Ocana walked the children through what basic bubbles are. The slide on the screen read: “Bubbles are pockets of soap and water that are filled with air. When soap and water are mixed together and air is blown into the mixture, the soap forms a thin skin or wall and traps the air, creating a bubble.”
Using pipe cleaners and drinking straws, the children built bubble blowers, which are contraptions intended to hold bubbles. After dipping their bubble blowers into a giant box of bubble solution, the children released the bubbles. (The bubble solution was made from a gallon of distilled water, 2/3 cup of Dawn soap, and one tablespoon of glycerin.) Ocana pointed out that no matter what shape the bubble started out as within the bubble blower, once the bubble was released, its structure was always round.
Next, Ocana warned children not to touch the burning dry ice she was keeping inside another box. Then she conducted an experiment where she blew bubbles over the dry ice. The children marveled at the bubbles that seemed to magically float inside the box holding the dry ice.
“As dry ice turns from a solid to a vapor, it produces carbon dioxide gas,” Ocana said. “This gas is denser than air.
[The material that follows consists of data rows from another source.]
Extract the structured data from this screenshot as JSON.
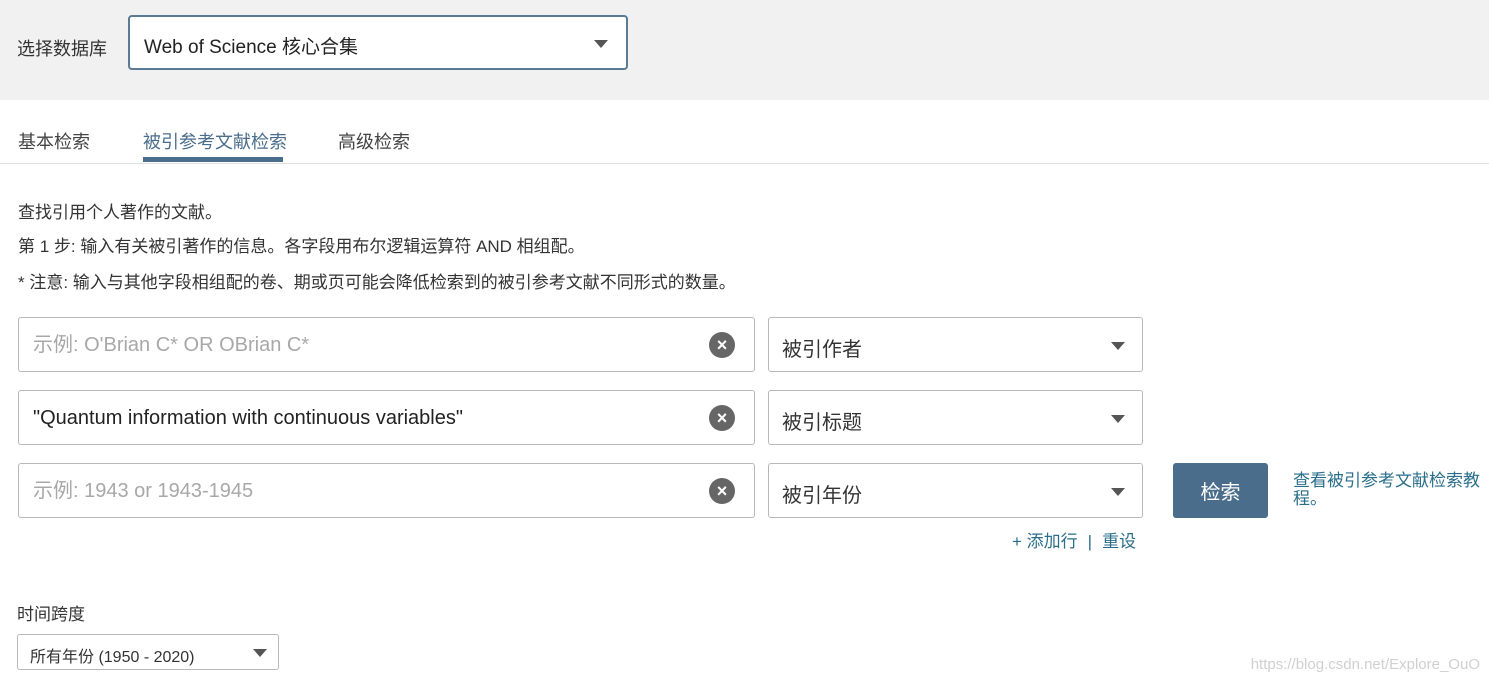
{
  "database": {
    "label": "选择数据库",
    "selected": "Web of Science 核心合集"
  },
  "tabs": [
    {
      "label": "基本检索",
      "active": false
    },
    {
      "label": "被引参考文献检索",
      "active": true
    },
    {
      "label": "高级检索",
      "active": false
    }
  ],
  "description": {
    "line1": "查找引用个人著作的文献。",
    "line2": "第 1 步:  输入有关被引著作的信息。各字段用布尔逻辑运算符 AND 相组配。",
    "line3": "* 注意: 输入与其他字段相组配的卷、期或页可能会降低检索到的被引参考文献不同形式的数量。"
  },
  "rows": [
    {
      "value": "",
      "placeholder": "示例: O'Brian C* OR OBrian C*",
      "field": "被引作者",
      "clear": "×"
    },
    {
      "value": "\"Quantum information with continuous variables\"",
      "placeholder": "",
      "field": "被引标题",
      "clear": "×"
    },
    {
      "value": "",
      "placeholder": "示例: 1943 or 1943-1945",
      "field": "被引年份",
      "clear": "×"
    }
  ],
  "actions": {
    "search": "检索",
    "tutorial": "查看被引参考文献检索教程。",
    "add_row": "+ 添加行",
    "separator": "|",
    "reset": "重设"
  },
  "timespan": {
    "label": "时间跨度",
    "selected": "所有年份 (1950 - 2020)"
  },
  "watermark": "https://blog.csdn.net/Explore_OuO",
  "colors": {
    "accent": "#4a6d8c",
    "link": "#2a6e8a",
    "header_bg": "#f1f1f1"
  }
}
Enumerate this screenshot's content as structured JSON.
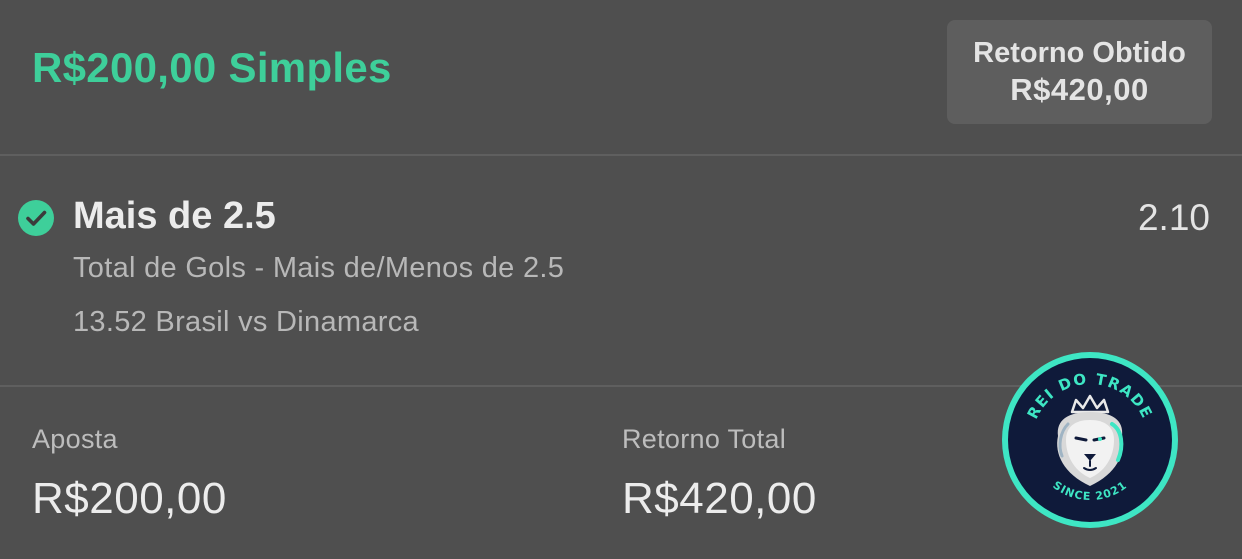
{
  "bet": {
    "stake_title": "R$200,00 Simples",
    "return_box": {
      "label": "Retorno Obtido",
      "value": "R$420,00"
    }
  },
  "selection": {
    "status_icon": "check-circle-icon",
    "name": "Mais de 2.5",
    "odds": "2.10",
    "market": "Total de Gols - Mais de/Menos de 2.5",
    "event": "13.52 Brasil vs Dinamarca"
  },
  "summary": {
    "stake_label": "Aposta",
    "stake_value": "R$200,00",
    "total_return_label": "Retorno Total",
    "total_return_value": "R$420,00"
  },
  "watermark": {
    "text_top": "REI DO TRADE",
    "text_bottom": "SINCE 2021"
  },
  "colors": {
    "background": "#4f4f4f",
    "accent": "#3ecf9a",
    "box": "#5e5e5e",
    "logo_bg": "#0f1a3a",
    "logo_ring": "#3ee6c4"
  }
}
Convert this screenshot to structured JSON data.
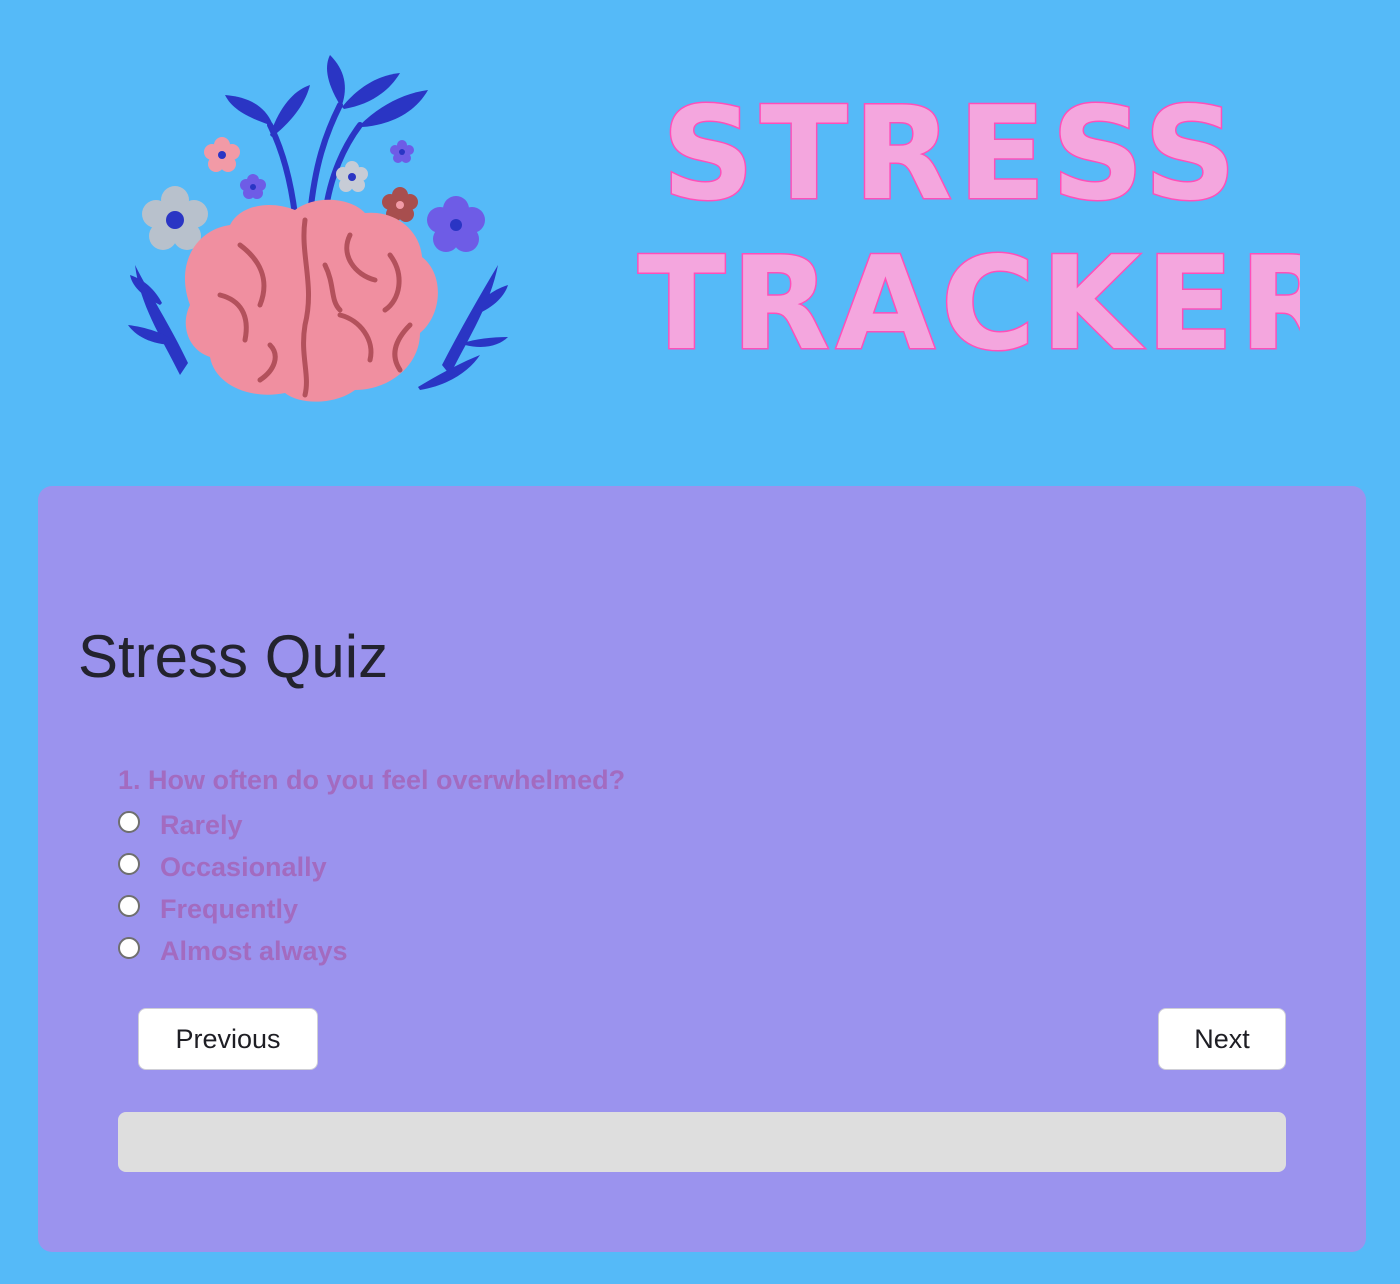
{
  "header": {
    "title_line1": "STRESS",
    "title_line2": "TRACKER"
  },
  "quiz": {
    "title": "Stress Quiz",
    "question": "1. How often do you feel overwhelmed?",
    "options": [
      "Rarely",
      "Occasionally",
      "Frequently",
      "Almost always"
    ],
    "selected_option": null,
    "previous_label": "Previous",
    "next_label": "Next",
    "progress_fraction": 0
  },
  "colors": {
    "page_background": "#55baf8",
    "card_background": "#9b93ee",
    "question_text": "#a36bc0",
    "title_fill": "#f4a6de",
    "title_outline": "#ff4fb9",
    "progress_track": "#dedede"
  },
  "icons": {
    "logo": "brain-with-sprouts-and-flowers-icon"
  }
}
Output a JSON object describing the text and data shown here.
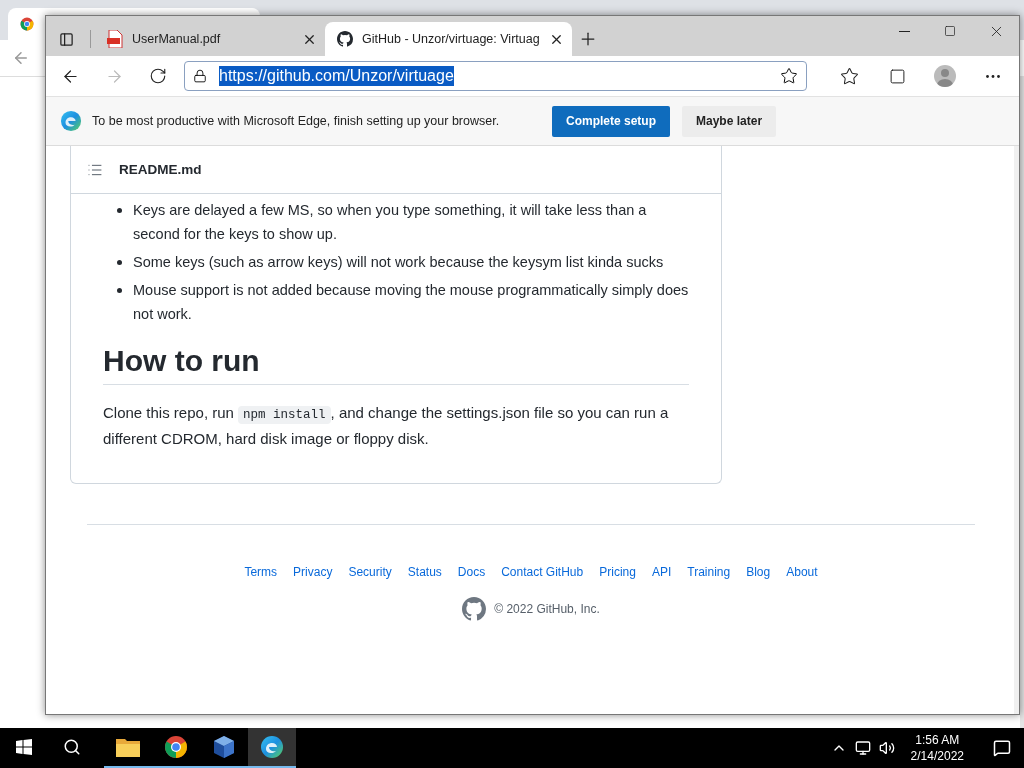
{
  "tabs": [
    {
      "kind": "pdf",
      "label": "UserManual.pdf",
      "selected": false
    },
    {
      "kind": "github",
      "label": "GitHub - Unzor/virtuage: Virtuag",
      "selected": true
    }
  ],
  "address_bar": {
    "url": "https://github.com/Unzor/virtuage",
    "selected": true
  },
  "infobar": {
    "message": "To be most productive with Microsoft Edge, finish setting up your browser.",
    "primary_button": "Complete setup",
    "secondary_button": "Maybe later"
  },
  "readme": {
    "title": "README.md",
    "bullets": [
      "Keys are delayed a few MS, so when you type something, it will take less than a second for the keys to show up.",
      "Some keys (such as arrow keys) will not work because the keysym list kinda sucks",
      "Mouse support is not added because moving the mouse programmatically simply does not work."
    ],
    "heading": "How to run",
    "paragraph": [
      {
        "kind": "text",
        "text": "Clone this repo, run "
      },
      {
        "kind": "code",
        "text": "npm install"
      },
      {
        "kind": "text",
        "text": ", and change the settings.json file so you can run a different CDROM, hard disk image or floppy disk."
      }
    ]
  },
  "footer": {
    "links": [
      "Terms",
      "Privacy",
      "Security",
      "Status",
      "Docs",
      "Contact GitHub",
      "Pricing",
      "API",
      "Training",
      "Blog",
      "About"
    ],
    "copyright": "© 2022 GitHub, Inc."
  },
  "taskbar": {
    "apps": [
      {
        "kind": "explorer",
        "selected": false
      },
      {
        "kind": "chrome",
        "selected": false
      },
      {
        "kind": "virtualbox",
        "selected": false
      },
      {
        "kind": "edge",
        "selected": true
      }
    ],
    "time": "1:56 AM",
    "date": "2/14/2022"
  }
}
The gas is on the bottom and the bubbles rest on top.”
After this activity, Ocana handed out packets of bubble treats called Candylicious Bubbles that read “Bubbles you can eat!” on the packaging. Children blew the candy bubbles, chased them and attempted to catch cherry or grape flavored bubbles with their tongues. Ocana advised the children not to eat candy bubbles alone as a meal staple and that regular bubbles made from soap were off limits altogether.
During the final activity, children gathered in teams and tried to catch as many bubbles as they could with their fingers. These bubbles came from a special solution.
“This solution is thick and helps create a strong membrane around a bubble,” said Ocana, explaining why bubbles from this solution were pop-resistant.
Earlier in the day, the library hosted workshops about dinosaurs and ancient fossils and building with Duplo Lego bricks. About 200 attendees participated in this year’s Science Day.